Lower frequency radars seem largely limited to ground stations. That seems like a bit of a win for low RCS aircraft. The one exception I know of is the E-2D, which is supposed to be a UHF band radar and apparently uses some form of computer black magic to generate target grade tracks. But we are still talking about a dedicated multi-engined platform with a huge fairing.
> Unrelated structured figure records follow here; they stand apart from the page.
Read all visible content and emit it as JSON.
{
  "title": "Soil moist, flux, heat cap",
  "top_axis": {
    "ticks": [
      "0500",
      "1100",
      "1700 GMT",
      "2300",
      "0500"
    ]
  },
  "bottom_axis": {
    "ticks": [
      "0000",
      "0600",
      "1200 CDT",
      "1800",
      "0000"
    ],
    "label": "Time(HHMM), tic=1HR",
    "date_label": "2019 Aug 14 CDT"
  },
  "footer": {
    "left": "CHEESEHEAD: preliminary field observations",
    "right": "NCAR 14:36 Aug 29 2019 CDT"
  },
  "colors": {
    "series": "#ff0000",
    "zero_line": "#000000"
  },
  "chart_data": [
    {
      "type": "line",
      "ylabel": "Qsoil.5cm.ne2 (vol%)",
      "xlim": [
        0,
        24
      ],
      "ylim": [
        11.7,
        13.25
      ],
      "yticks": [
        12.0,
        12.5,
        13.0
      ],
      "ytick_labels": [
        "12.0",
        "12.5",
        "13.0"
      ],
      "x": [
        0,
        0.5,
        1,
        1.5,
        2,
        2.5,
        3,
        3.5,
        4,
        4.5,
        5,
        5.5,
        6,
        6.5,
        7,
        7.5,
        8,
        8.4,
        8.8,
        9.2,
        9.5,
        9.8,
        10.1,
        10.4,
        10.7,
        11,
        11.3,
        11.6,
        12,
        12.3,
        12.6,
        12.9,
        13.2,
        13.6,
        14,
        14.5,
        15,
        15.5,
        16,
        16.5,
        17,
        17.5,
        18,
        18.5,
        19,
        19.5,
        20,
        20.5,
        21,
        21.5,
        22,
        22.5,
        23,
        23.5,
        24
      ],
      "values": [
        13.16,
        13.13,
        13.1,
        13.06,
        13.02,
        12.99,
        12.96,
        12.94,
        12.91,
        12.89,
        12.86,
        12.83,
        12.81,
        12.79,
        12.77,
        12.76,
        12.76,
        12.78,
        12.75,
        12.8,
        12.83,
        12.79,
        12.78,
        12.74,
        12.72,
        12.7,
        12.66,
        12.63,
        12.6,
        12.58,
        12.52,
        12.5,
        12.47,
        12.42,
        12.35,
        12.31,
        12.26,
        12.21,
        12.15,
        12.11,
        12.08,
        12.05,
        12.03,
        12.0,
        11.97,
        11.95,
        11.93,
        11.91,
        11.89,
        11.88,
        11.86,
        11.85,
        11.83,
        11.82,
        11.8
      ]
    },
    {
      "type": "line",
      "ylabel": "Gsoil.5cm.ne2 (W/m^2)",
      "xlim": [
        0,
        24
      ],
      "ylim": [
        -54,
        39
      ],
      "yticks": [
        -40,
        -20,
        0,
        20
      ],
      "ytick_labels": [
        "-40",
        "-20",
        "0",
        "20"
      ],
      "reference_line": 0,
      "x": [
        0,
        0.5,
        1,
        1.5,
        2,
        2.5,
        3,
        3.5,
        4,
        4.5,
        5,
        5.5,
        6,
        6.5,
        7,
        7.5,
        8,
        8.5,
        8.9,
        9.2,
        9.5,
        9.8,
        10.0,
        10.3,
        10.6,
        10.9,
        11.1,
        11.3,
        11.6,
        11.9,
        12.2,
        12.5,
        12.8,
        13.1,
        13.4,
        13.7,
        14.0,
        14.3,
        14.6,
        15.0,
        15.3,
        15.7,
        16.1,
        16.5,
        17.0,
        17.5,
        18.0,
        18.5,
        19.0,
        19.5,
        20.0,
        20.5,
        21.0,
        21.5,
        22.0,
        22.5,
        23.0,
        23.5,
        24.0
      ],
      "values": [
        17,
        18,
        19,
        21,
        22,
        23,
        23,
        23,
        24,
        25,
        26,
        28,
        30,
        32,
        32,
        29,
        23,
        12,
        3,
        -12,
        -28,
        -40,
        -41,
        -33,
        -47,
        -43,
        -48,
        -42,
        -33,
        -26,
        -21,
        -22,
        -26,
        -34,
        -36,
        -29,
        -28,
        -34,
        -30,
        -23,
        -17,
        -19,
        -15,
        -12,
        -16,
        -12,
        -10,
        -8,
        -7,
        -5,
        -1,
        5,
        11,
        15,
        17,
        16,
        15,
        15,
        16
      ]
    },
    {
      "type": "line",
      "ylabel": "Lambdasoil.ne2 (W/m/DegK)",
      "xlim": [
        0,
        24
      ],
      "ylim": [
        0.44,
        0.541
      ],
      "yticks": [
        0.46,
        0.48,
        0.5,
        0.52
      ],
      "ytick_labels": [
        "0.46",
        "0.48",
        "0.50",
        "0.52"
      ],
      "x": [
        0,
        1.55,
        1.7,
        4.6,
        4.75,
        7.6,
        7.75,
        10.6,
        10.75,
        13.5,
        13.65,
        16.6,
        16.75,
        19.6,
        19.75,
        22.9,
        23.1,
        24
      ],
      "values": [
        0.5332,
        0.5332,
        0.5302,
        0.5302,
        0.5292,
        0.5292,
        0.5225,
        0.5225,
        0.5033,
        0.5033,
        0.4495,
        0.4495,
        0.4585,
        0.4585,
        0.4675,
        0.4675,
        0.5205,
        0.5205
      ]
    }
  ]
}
But the bigger question to me is whether a row RCS aircraft is really cost prohibitive in the first place. The F-35 is now at nearly the same price per copy as an F-18. There probably is a lot of sunk cost in R&D specifically related to composite materials and shaping, but that is spread across about 600 examples and counting. The main drawback the Su-57 seems to have in that regard is that the production rate and number of users of the aircraft are going to be much lower than F-35, which makes it harder to justify some program costs. This may or may not have influenced Russian attitudes and requirements for RCS; I don't think anyone definitively knows.
Yes, this may have played a role. I doubt anything we've been expounding on as amateurs in this thread is news to the engineers at Sukhoi, but for reasons only known to themselves they deliberately elected to go a different route. That doesn't automatically make this choice correct (specifications and assumptions can fail to address reality), but it is something to be borne in mind by the likes of Justin Bronk.